Another reason for Europe’s strategic ineptitude is the almost exclusive focus on rules and multilateralism in contemporary European thinking. The paradigm shift between rules-based liberalism and balance-of-power realism as the dominant force determining state behavior is a recurring theme in international relations. With the collapse of the Soviet Union, Europeans strongly believed that the conditions were finally in place for German philosopher Immanuel Kant’s idea of a perpetual peace based on democracy, free trade, and institutions that would check the politics of power. This post-Cold War optimism was not unique to Europe, but it was more dominant in Europe than anywhere else in the world.
When liberalism became not only the dominant paradigm but also a moral imperative, advocates of geopolitical realism, with their emphasis on balance-of-power realism, were often dismissed as horsemen of the apocalypse. They became the objects of ridicule, as when German officials laughed at Trump warning them in 2018. - as others have warned them before - that energy dependence on Russia is a dangerous strategic mistake.
So where should Europe go from here? To avoid the fate of the Ming dynasty, whose mistakes will haunt China for centuries, Europe urgently needs a grand strategy with a coherent vision for security, democracy, and the economy. Given the continent’s fragmented politics and lack of clear leadership, this is a difficult task.
On the security front, the Ukrainians’ courageous war of resistance has weakened Russia’s military capabilities to such an extent that defense analysts estimate that Europe probably has five to ten years to build up its military capabilities before Russia fully recovers its losses.
While Trump’s policies may have forever changed Europe’s view of the United States, transatlantic ties may not be completely broken.
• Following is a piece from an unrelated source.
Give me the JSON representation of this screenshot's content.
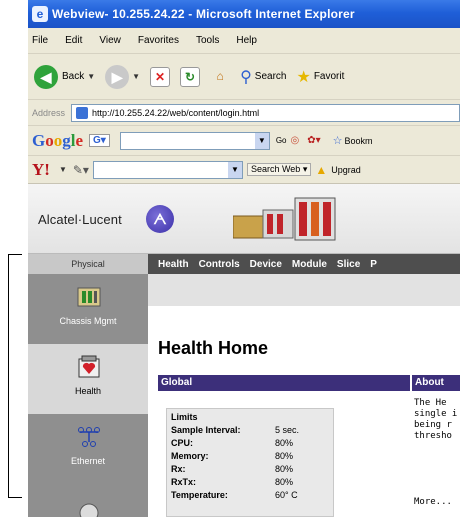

Rather than trying to develop an independent defense concept tied to the European Union, Europe would benefit more from maintaining a relationship with the United States within the framework of NATO. However, Europe should strive for a "inverted NATO", in which Europe, not the United States, is the dominant power in the alliance.
Even as it maintains transatlantic relations, Europe must strengthen its strategic autonomy to the point where it can survive if abandoned by the United States. Europe must also be strong enough to avoid the lure of alliance, in which the United States requires European nations to do its dirty work in missions outside its own interests that run counter to the continent's interests.
The challenges facing Europe go beyond security. Europe's model of democratic governance is now under serious threat - both from within and from Russian and US interference. Finally, as Mario Draghi's recent report on EU competitiveness eloquently pointed out, the European economy is also in chaos. Indeed, a recent report by the United Nations Industrial Development Organization estimates that by 2030, Europe's manufacturing powerhouse, Germany, will account for only 3 percent of global industrial output (down from 8 percent in 2000), while China will control no less than 45 percent (up from 6 percent in 2000).
To maintain the appeal of democracy to citizens and build a solid defense structure capable of deterring Russia, Europe must quickly revive its economy. If the United States is no longer willing to partner with Europe economically, as it is in other areas, then European leaders should seek to bring the United Kingdom back into the EU, develop the continent’s ties with Africa, and reconsider its relationship with China.
Only serious, concrete, and rapid changes in this direction, not more summits and speeches, will show that Europe has awakened from its long geopolitical slumber.